Due to its small size, the Patio de las Muñecas, Courtyard of the Dolls, is considered part of the private quarters of the palace. Its columns and capitals of construction materials, Hispanic-Muslim works of quality reused by the architects of Pedro I, match with the intimate and elegant character of this area traditionally associated with the residence of the queen. Although it may seem that the name alludes to the smallness of the enclosure, it is probably due to the heads that decorate the plasterwork of its arches. Very refurbished since the time of the Catholic Monarchs, the two upper floors are romantic additions of the 19th century. Nevertheless, the stylized fruit motifs that, like pineapples, decorate the original plasterwork, make the visitors of these courtyards think of the nearby presence of the garden.
From this smaller patio starts a corridor that leads out to the outside where it is assumed that there could have been, or at least have been projected there, a bathroom.
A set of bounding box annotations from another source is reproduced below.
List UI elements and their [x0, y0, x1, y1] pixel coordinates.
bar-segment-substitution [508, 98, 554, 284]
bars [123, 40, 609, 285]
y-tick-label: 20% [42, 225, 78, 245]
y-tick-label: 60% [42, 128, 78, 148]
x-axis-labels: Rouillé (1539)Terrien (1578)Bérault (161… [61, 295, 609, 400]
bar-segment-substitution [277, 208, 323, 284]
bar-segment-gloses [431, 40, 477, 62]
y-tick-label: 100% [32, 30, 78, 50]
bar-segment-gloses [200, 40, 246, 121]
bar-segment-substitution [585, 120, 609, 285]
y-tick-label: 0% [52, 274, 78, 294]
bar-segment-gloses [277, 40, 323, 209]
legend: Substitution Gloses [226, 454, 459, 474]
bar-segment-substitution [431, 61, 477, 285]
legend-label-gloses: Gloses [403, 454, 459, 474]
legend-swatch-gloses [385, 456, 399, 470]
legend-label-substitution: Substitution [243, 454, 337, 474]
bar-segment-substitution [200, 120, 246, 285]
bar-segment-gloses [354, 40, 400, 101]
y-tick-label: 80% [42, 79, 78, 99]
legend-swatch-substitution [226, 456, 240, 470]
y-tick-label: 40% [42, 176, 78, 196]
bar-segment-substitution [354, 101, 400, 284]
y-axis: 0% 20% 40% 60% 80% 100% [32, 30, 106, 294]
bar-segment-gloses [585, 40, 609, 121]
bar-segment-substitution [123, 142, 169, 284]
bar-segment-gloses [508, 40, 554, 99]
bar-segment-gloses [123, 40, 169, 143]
On two of its outer sides, this area of the palace seems to have been surrounded by a garden that separated from the surrounding orchards by a small wall, and on whose high part circulated the water that supplied this supposed bath.
The use of gardens and baths by medieval Christian monarchs implies an imitation of the values and elements characteristic of the Islamic princely culture infrequent in the Christian Europe of that time, which tells us about the singularity of these spaces.